For years, the IRS has told people that if you owe them money, they will never call you.
But according to the Better Business Bureau, there has been a recent change within the agency, and a phone call may now actually be the real deal.
Susann Miller with the Better Business Bureau says know there is added confusion because the IRS has begun making phone calls.
"Before we used to say that the IRS isn't going to call you --- well that just changed, so the IRS is now actually hiring debt collectors to call you on their behalf. So that's actually a really big AHA moment."
Miller says, if you receive a call from the IRS or someone pretending to be the IRS, ask for a claim number and hang up the phone immediately
Then go to IRS.gov to search for a contact and call the number back with the claim number that was given to you.
Scammers are becoming savvy and call victims claiming they're the IRS.

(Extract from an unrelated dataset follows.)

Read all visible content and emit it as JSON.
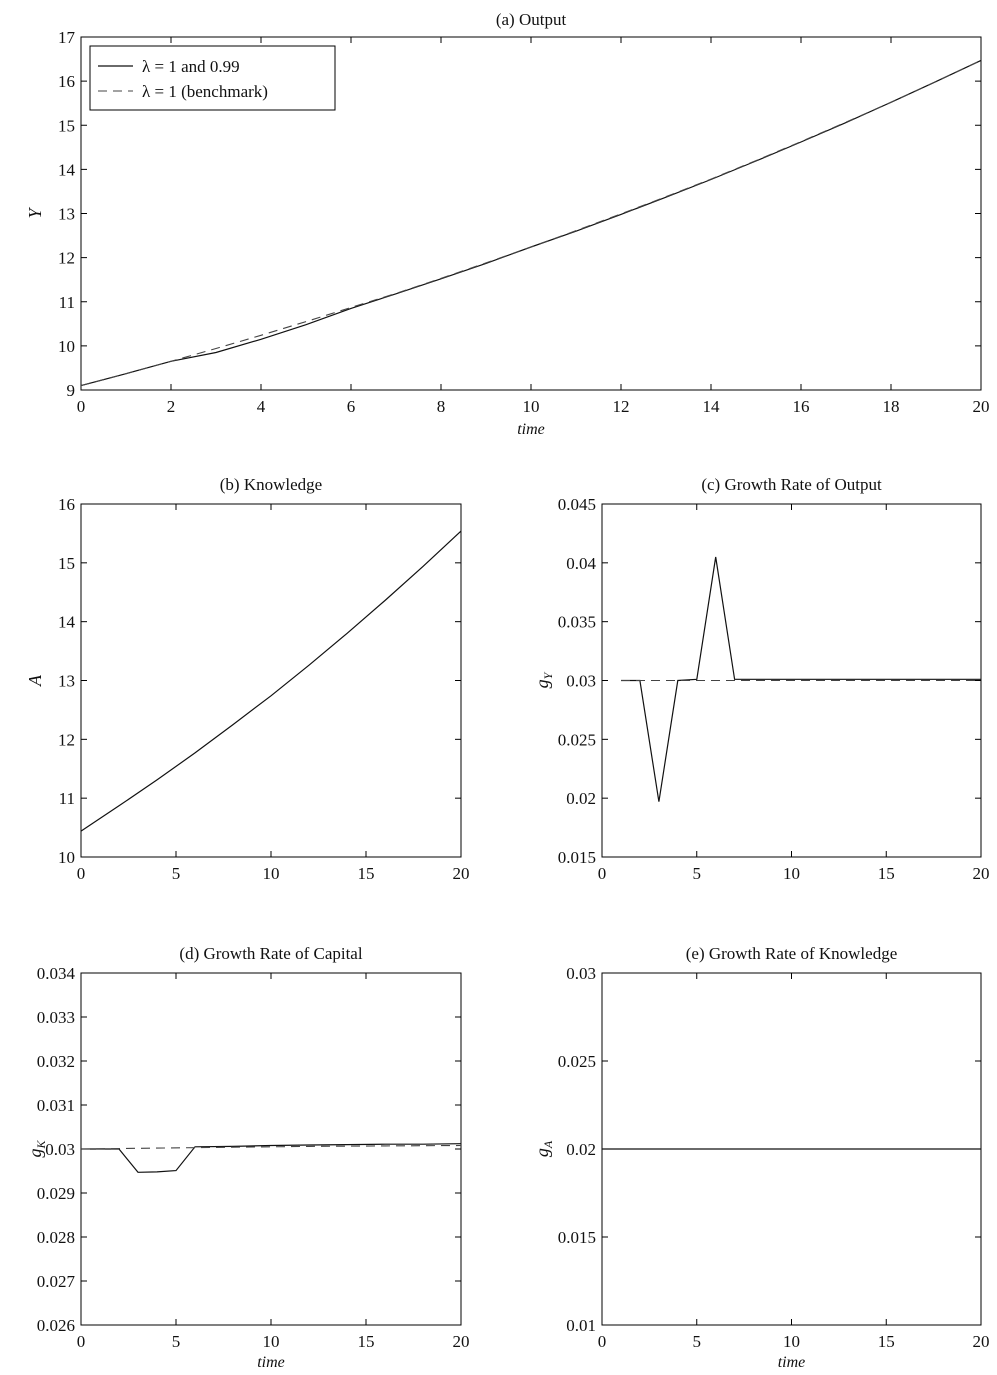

If the victim doesn't pick up, they leave a voicemail that says, "There was a fraud and misconduct on your taxes which you're hiding from the federal government."
Followed by, "This needs to be rectified immediately so do return the call as soon as you receive the message."
The scammers leave a phone number to call back which is (202) 559-4636.
Miller says scammers know zip codes and they do their research ahead of time to make it seem legitimate.
"When they call, they give a true sense of urgency that it's you that they're calling for."
To add to these calls, scammers are mailing letters which add to the confusion.
Miller says, "If it's a letter, don't call the numbers that are on there because you don't know if you're being scammed or not."
According to Miller, more than 50 million dollars has been lost because of these scams through phone calls and letters.